Colorectal cancer is one of the most prevalent consequences of cancer-bound decease worldwide and it remains one of the leading outcomes of cancer-bound decease. Boron is an important mineral that acts significant function in various biological courses. Some important chemical properties of boric acid support its utility in the treatment of cancer. The aim of this study is to evaluate the antiproliferative effects of boric acid in colon cancer.

Materials and Methods

This experimental study effect of different concentrations of boric acid on the CCl-233 human colon adenocarcinoma cell lines was investigated, by analyzing proliferation assay (proliferation was applied to the cells for 24, 48 and 72 hours). Proliferation assay was performed using CCK8 Assay Kit. Vascular endothelial growth factor (VEGF) and poly (ADP-) ribose polymerase (PARP) analyses were performed using Sun-Red Human (VEGF) ELISA Kit and Sun-Red Human (PARP) ELISA Kit, respectively.

Results

As a result of the studies, analysis of the cell viability showed that 50 mM boric acid decreased cell proliferation after 24, 48 and 72 hours. The maximal decrease in cell proliferation was found to occur at 48 hours. Therefore, PARP and VGEF analyses were performed at 48 hours.

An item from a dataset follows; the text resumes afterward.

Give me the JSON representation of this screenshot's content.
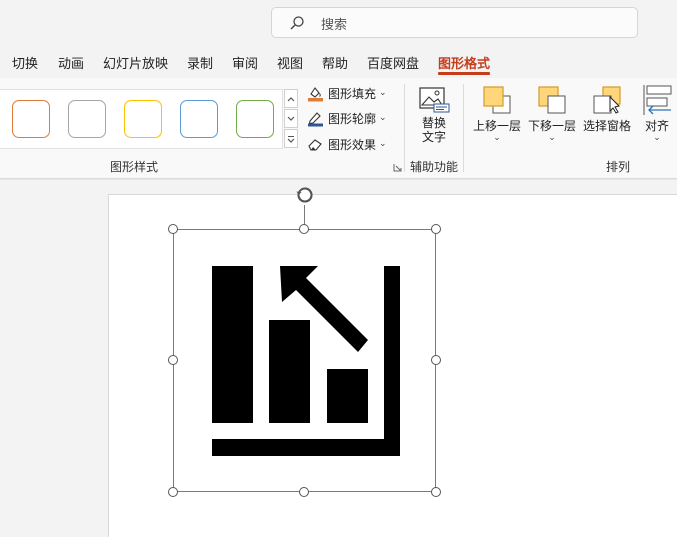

PARP values were significantly higher in cisplatin (P<0.05). In contrast, PARP levels were significantly lower (P<0.05) at two concentrations of boron (50-100 mM). In VEGF, analysis showed that boron levels were significantly different from cisplatin, but there was no significant difference between control groups.

Conclusion

It is proposed that the molecular mechanisms leading to this type of cancer as well as the effect of boric acid on colon cancer should be clarified in more detailed ways for the early diagnosis and treatment of colon cancer.